Use P1V1 = P2V2 for C4H10 and ignore the C2H4F2. You know P1, you're looking for P2, you know V1 = 0.865L and you know V2 (0.865L + 30.9L)

thankk you sooo much but what is

what is P2???

ohhhh waitt nevermind i got it:)

To calculate the partial pressure of C4H10 when the valve is opened, we need to use the ideal gas law.

The ideal gas law is given by the equation:
PV = nRT

Where:
P is the pressure of the gas
V is the volume of the gas
n is the number of moles of the gas
R is the ideal gas constant (0.0821 L·atm/(mol·K))
T is the temperature of the gas in Kelvin

First, let's calculate the number of moles of C2H4F2 in the 30.9 L cylinder.
Using the ideal gas law, we have:
n1 = (P1 * V1) / (R * T)

Since the problem states that the pressure is given in torr, we need to convert it to atm by dividing by 760.
P1 = 114.0 torr / 760 atm/torr = 0.15 atm

Now we can substitute the values:
n1 = (0.15 atm * 30.9 L) / (0.0821 L·atm/(mol·K) * T)

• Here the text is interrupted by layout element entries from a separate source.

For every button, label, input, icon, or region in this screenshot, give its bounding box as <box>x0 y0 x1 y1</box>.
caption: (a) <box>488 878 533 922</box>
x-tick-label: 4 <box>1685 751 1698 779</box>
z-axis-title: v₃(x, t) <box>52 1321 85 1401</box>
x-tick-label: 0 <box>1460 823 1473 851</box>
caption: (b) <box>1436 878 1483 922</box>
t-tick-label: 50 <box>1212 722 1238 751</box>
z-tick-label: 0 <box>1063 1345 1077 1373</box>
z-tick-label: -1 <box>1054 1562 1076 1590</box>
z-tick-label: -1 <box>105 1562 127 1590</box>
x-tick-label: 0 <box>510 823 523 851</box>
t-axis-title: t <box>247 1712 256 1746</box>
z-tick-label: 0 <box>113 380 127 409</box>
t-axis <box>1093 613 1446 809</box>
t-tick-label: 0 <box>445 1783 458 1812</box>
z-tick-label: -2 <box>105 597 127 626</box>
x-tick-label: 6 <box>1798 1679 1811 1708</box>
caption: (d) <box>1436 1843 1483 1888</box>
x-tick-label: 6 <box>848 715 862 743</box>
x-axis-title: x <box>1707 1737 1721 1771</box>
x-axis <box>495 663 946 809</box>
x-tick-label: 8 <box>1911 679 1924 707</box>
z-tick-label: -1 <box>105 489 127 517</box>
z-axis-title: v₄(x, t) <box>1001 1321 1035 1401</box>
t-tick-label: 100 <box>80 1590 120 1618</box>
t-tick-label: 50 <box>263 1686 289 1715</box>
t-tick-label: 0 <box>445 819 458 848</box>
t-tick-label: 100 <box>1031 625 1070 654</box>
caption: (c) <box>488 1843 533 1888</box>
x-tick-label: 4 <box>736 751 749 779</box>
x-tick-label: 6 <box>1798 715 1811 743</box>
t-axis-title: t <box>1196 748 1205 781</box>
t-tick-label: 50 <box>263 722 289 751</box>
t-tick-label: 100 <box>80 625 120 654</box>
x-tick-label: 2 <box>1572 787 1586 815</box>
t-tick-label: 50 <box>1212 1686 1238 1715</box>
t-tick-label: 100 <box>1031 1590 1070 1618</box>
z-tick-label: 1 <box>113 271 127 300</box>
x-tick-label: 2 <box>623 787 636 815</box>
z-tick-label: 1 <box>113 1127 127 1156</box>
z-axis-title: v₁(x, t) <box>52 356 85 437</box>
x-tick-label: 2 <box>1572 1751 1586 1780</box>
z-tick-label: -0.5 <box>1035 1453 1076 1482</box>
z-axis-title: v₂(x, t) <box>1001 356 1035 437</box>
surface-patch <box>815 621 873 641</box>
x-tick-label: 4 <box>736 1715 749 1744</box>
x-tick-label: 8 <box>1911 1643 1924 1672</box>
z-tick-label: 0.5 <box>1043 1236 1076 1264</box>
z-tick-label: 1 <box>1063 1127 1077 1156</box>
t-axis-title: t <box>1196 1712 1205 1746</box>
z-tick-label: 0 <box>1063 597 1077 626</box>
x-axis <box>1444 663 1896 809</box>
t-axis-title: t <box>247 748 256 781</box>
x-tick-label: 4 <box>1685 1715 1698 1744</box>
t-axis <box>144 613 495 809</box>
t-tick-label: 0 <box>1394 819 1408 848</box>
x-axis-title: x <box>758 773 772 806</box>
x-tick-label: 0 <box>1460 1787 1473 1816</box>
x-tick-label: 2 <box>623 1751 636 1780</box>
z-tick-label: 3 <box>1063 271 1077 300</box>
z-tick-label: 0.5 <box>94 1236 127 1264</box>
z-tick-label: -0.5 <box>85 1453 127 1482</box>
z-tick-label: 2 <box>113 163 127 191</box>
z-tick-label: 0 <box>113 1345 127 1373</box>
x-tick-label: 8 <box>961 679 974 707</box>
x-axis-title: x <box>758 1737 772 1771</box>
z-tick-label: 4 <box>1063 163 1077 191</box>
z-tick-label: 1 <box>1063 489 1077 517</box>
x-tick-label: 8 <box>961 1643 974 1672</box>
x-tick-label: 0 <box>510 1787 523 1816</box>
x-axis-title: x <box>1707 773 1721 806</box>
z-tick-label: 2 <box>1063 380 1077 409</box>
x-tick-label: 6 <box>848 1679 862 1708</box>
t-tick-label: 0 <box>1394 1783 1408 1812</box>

Next, we calculate the number of moles of C4H10 in the 0.865 L cylinder.
Using the ideal gas law, we have:
n2 = (P2 * V2) / (R * T)

Again, converting the pressure from torr to atm:
P2 = 114.0 torr / 760 atm/torr = 0.15 atm

Substituting the values:
n2 = (0.15 atm * 0.865 L) / (0.0821 L·atm/(mol·K) * T)

Since the cylinders are connected, when the valve is opened, the total number of moles of gas remains constant.
Therefore, n1 = n2.

Now we can equate the two expressions:
(0.15 atm * 30.9 L) / (0.0821 L·atm/(mol·K) * T) = (0.15 atm * 0.865 L) / (0.0821 L·atm/(mol·K) * T)

Rearranging the equation, we get:
30.9 / T = 0.865 / T
Dividing both sides by T, we get:
30.9 = 0.865

Simplifying further, we find:
T = 0.865 / 30.9
T = 0.0279 mol

Now we can calculate P2, the partial pressure of C4H10, by substituting the values into the ideal gas law equation:
P2 = (n2 * R * T) / V2

P2 = (0.0279 mol * 0.0821 L·atm/(mol·K) * 0.15 atm) / 0.865 L

Simplifying the expression, we find:
P2 = 0.00382 atm

Therefore, the partial pressure of C4H10 when the valve is opened is 0.00382 atm.